This from a sobering story on the downturn from the NYT called “Forced from Executive Pay to Hourly Wage” by Michael Luo that follows a former six-figure executive in his daily work:
“Some unemployed professionals said they decided not to seek even part-time work because it might interfere with their job searches. But Mr. Cooper rises every day at 4 a.m. and, after a time of prayer, devotes two hours to his job hunt on the computer. He prints out a detailed call list of prospective employers to take with him, squeezing in phone conversations during breaks throughout the day from his pickup truck, which he calls his “office.”
“There were times I broke down,” Mr. Cooper said. “I broke down thinking, ‘This is what I’ve become.’ ”
But Mrs. Macias-Cooper, who admitted that she was initially embarrassed about her husband’s new job, says she is now grateful.
“There is no shame,” said Mrs. Macias-Cooper, who grew teary during an interview at their home. “I am very proud of my husband that he will go to any lengths, do whatever it takes, to keep his family afloat, if it means mopping floors, cleaning urinals.”
I might add that it seems that the Coopers are Christians of some sort. The picture attached to the story shows them praying together. Without knowing their denomination, I can say that Mr. Cooper’s efforts to support his family are exemplary.
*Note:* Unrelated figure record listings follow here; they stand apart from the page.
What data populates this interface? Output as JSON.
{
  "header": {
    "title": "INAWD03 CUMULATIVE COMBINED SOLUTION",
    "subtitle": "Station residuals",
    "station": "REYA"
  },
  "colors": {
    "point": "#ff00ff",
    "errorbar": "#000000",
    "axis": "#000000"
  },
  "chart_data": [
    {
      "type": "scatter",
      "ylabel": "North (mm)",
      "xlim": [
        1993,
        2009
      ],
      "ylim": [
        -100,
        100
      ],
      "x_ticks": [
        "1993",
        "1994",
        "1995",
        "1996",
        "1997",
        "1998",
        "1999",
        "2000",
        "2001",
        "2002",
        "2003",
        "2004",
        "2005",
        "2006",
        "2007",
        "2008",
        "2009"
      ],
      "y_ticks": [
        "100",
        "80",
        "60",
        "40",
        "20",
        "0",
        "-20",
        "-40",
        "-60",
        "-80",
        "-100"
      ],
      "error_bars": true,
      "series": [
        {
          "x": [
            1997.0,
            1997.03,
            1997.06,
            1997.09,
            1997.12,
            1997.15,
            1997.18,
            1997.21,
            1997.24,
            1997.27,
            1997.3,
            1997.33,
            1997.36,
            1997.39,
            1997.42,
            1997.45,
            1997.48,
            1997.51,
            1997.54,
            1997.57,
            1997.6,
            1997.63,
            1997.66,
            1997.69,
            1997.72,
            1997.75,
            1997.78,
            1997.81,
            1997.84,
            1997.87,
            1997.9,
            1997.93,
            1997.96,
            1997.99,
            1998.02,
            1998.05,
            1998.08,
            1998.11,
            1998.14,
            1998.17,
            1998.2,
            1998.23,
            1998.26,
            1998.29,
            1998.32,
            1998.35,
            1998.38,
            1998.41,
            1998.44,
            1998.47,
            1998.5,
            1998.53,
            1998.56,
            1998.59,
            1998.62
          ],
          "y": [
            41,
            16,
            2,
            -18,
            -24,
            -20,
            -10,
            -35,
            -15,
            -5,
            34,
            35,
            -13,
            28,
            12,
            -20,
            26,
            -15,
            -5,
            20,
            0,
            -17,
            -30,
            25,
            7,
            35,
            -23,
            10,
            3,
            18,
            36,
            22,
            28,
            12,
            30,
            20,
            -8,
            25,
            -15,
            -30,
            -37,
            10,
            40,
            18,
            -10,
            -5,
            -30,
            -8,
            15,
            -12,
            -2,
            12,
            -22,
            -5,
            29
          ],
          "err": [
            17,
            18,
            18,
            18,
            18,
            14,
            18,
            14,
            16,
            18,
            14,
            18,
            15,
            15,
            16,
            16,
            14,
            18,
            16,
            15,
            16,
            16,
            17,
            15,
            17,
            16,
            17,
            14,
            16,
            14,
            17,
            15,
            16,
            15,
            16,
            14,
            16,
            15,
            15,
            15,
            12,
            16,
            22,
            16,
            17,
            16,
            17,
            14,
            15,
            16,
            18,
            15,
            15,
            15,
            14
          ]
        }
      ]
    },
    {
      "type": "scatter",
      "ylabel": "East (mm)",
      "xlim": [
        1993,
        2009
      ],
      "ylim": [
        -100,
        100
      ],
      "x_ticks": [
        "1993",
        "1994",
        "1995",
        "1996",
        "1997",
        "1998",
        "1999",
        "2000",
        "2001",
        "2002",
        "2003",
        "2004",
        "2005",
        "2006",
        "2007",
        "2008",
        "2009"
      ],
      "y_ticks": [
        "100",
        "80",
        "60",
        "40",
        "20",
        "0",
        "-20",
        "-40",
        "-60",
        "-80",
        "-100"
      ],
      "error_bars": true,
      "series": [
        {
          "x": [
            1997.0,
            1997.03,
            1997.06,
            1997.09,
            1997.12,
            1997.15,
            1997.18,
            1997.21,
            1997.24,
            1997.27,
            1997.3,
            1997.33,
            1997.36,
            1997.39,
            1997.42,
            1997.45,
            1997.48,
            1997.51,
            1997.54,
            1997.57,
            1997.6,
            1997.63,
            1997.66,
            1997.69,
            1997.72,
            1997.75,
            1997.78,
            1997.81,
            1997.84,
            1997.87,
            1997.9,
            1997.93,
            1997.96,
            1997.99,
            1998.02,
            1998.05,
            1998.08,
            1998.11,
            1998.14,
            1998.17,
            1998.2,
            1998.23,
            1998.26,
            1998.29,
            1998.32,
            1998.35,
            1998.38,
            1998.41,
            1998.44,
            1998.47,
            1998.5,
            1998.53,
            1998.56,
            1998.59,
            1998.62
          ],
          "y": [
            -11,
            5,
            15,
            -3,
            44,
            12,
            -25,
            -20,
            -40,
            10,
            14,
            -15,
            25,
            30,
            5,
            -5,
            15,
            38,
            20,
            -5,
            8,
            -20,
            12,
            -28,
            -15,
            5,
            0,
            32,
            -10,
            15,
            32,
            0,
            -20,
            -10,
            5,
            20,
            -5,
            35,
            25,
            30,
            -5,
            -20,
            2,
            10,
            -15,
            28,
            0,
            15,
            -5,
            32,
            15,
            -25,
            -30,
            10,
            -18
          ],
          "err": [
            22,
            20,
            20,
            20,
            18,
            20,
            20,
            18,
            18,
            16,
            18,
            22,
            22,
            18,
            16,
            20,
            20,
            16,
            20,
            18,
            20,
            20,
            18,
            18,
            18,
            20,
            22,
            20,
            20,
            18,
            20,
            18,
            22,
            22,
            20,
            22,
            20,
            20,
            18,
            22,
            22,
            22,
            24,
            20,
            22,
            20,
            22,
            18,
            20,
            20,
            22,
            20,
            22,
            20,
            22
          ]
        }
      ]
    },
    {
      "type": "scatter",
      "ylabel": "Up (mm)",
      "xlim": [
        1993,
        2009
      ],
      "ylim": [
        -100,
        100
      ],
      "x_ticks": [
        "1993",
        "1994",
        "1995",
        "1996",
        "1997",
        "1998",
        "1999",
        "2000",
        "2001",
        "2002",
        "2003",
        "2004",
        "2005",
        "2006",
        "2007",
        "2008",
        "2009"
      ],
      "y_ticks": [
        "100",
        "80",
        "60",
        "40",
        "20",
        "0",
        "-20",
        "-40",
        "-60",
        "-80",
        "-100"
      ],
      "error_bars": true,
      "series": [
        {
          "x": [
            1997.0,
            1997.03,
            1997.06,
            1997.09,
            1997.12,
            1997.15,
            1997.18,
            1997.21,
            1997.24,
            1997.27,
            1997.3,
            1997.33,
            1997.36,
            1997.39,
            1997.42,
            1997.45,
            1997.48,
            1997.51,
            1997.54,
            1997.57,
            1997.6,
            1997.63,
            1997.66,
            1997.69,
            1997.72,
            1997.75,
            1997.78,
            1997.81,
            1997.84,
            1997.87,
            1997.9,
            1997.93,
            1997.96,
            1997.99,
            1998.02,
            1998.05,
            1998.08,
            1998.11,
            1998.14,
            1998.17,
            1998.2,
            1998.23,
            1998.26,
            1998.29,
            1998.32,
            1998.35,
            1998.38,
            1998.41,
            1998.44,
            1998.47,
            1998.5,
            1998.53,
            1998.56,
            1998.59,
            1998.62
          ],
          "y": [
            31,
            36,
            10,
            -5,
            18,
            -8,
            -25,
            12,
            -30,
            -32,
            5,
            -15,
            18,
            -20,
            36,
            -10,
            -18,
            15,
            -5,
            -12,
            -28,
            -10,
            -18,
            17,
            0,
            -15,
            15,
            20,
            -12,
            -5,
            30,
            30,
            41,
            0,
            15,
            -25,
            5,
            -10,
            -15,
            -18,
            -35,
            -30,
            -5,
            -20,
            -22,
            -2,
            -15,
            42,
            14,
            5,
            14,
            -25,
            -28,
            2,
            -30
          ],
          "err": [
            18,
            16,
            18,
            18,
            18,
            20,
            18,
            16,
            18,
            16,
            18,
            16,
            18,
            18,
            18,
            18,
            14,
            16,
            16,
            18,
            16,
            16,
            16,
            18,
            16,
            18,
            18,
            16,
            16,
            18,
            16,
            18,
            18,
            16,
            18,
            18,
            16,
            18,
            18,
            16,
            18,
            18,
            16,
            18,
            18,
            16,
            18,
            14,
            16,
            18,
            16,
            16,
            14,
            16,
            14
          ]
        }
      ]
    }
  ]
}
Would that the world had more men who took the burden of provision upon themselves, placing it squarely upon their back, and less men who leaned on their wives to carry the heavy load. Such action will have consequences, of course, and will regrettably mean less time at home, but we must trust that in our attempts to provide for those we love, we are doing honorable work that pleases the Lord.